Drosera lanata is a sundew in the section Lasiocephala endemic to Far North Queensland, NE Australia. The species is named after its thick covering of hairs that resemble a sheep’s wool (lanatus = woolly).
D. lanata is a medium-sized sundew, with semi-raised or flat rosettes around 6 cm in diameter. During the wet season, the leaves are fleshy and appear rounded towards the edges. The petioles are completely covered in a very dense layer of white dendritic hairs during active growth. These hairs and underlying pigmentation give the plant a cool-toned sage green colouration. The laminae are orange to red, small and orbicular. The pedicels hang downwards when in fruit. During the dry season, the rosette reduces greatly in size until it forms a dormant tuft of protective hairs. Plants can grow singly or as clonally divided clusters.

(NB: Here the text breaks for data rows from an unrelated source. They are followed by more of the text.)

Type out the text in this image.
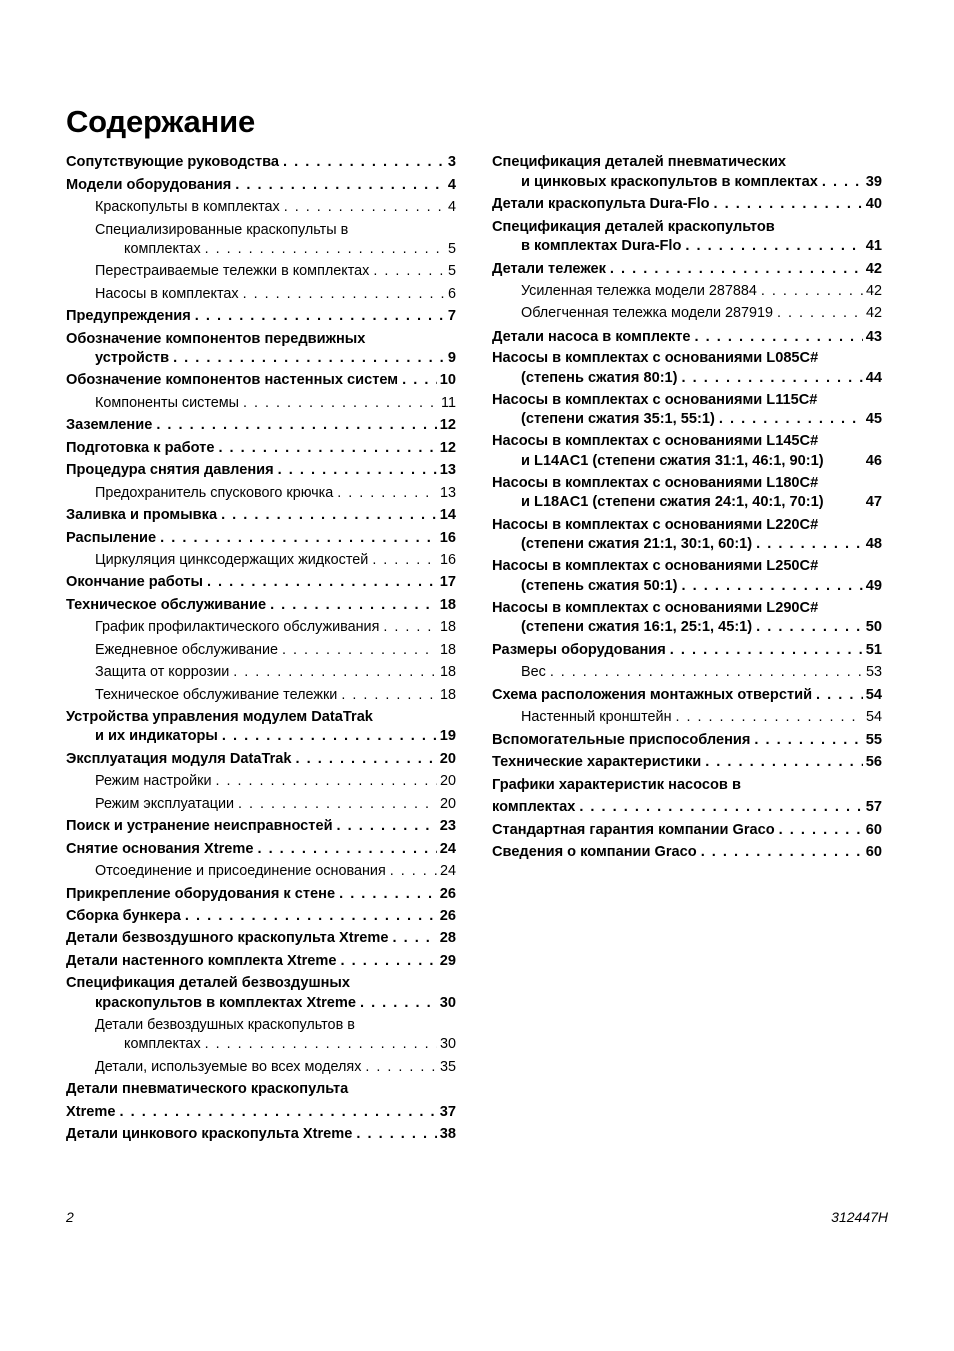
Содержание
Сопутствующие руководства . . .	3
Модели оборудования . . .	4
Краскопульты в комплектах . . .	4
Специализированные краскопульты в
комплектах . . .	5
Перестраиваемые тележки в комплектах . . .	5
Насосы в комплектах . . .	6
Предупреждения . . .	7
Обозначение компонентов передвижных
устройств . . .	9
Обозначение компонентов настенных систем . . .	10
Компоненты системы . . .	11
Заземление . . .	12
Подготовка к работе . . .	12
Процедура снятия давления . . .	13
Предохранитель спускового крючка . . .	13
Заливка и промывка . . .	14
Распыление . . .	16
Циркуляция цинксодержащих жидкостей . . .	16
Окончание работы . . .	17
Техническое обслуживание . . .	18
График профилактического обслуживания . . .	18
Ежедневное обслуживание . . .	18
Защита от коррозии . . .	18
Техническое обслуживание тележки . . .	18
Устройства управления модулем DataTrak
и их индикаторы . . .	19
Эксплуатация модуля DataTrak . . .	20
Режим настройки . . .	20
Режим эксплуатации . . .	20
Поиск и устранение неисправностей . . .	23
Снятие основания Xtreme . . .	24
Отсоединение и присоединение основания . . .	24
Прикрепление оборудования к стене . . .	26
Сборка бункера . . .	26
Детали безвоздушного краскопульта Xtreme . . .	28
Детали настенного комплекта Xtreme . . .	29
Спецификация деталей безвоздушных
краскопультов в комплектах Xtreme . . .	30
Детали безвоздушных краскопультов в
комплектах . . .	30
Детали, используемые во всех моделях . . .	35
Детали пневматического краскопульта
Xtreme . . .	37
Детали цинкового краскопульта Xtreme . . .	38
Спецификация деталей пневматических
и цинковых краскопультов в комплектах . . .	39
Детали краскопульта Dura-Flo . . .	40
Спецификация деталей краскопультов
в комплектах Dura-Flo . . .	41
Детали тележек . . .	42
Усиленная тележка модели 287884 . . .	42
Облегченная тележка модели 287919 . . .	42
Детали насоса в комплекте . . .	43
Насосы в комплектах с основаниями L085C#
(степень сжатия 80:1) . . .	44
Насосы в комплектах с основаниями L115C#
(степени сжатия 35:1, 55:1) . . .	45
Насосы в комплектах с основаниями L145C#
и L14AC1 (степени сжатия 31:1, 46:1, 90:1)	46
Насосы в комплектах с основаниями L180C#
и L18AC1 (степени сжатия 24:1, 40:1, 70:1)	47
Насосы в комплектах с основаниями L220C#
(степени сжатия 21:1, 30:1, 60:1) . . .	48
Насосы в комплектах с основаниями L250C#
(степень сжатия 50:1) . . .	49
Насосы в комплектах с основаниями L290C#
(степени сжатия 16:1, 25:1, 45:1) . . .	50
Размеры оборудования . . .	51
Вес . . .	53
Схема расположения монтажных отверстий . . .	54
Настенный кронштейн . . .	54
Вспомогательные приспособления . . .	55
Технические характеристики . . .	56
Графики характеристик насосов в
комплектах . . .	57
Стандартная гарантия компании Graco . . .	60
Сведения о компании Graco . . .	60
2	312447H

I have observed the species in the Atherton Tableland in Far North Queensland, although it also extends into Cape York. The species favours well-drained sand or clay substrates well above the seasonal inundation level. It is usually found in small clearings between shrubs. Active growth persists into the early dry season when the dense hairs efficiently capture the morning dew and insulate the growing point. The species is dormant at the height of the dry season as its environment dries out.
Similar, closely related taxa are found all the way to the tip of Cape York and although these would key out to D. lanata in the current taxonomy, they appear to be undescribed taxa. One such plant is similarly hairy but the petioles are elongated, thinner and flatter than D. lanata from the Atherton Tableland.
D. lanata is distinguished specifically from D. petiolaris by its very thick covering of woolly indumenta during its active growth phase (the indumenta of D. petiolaris is sparse-moderately dense in active growth).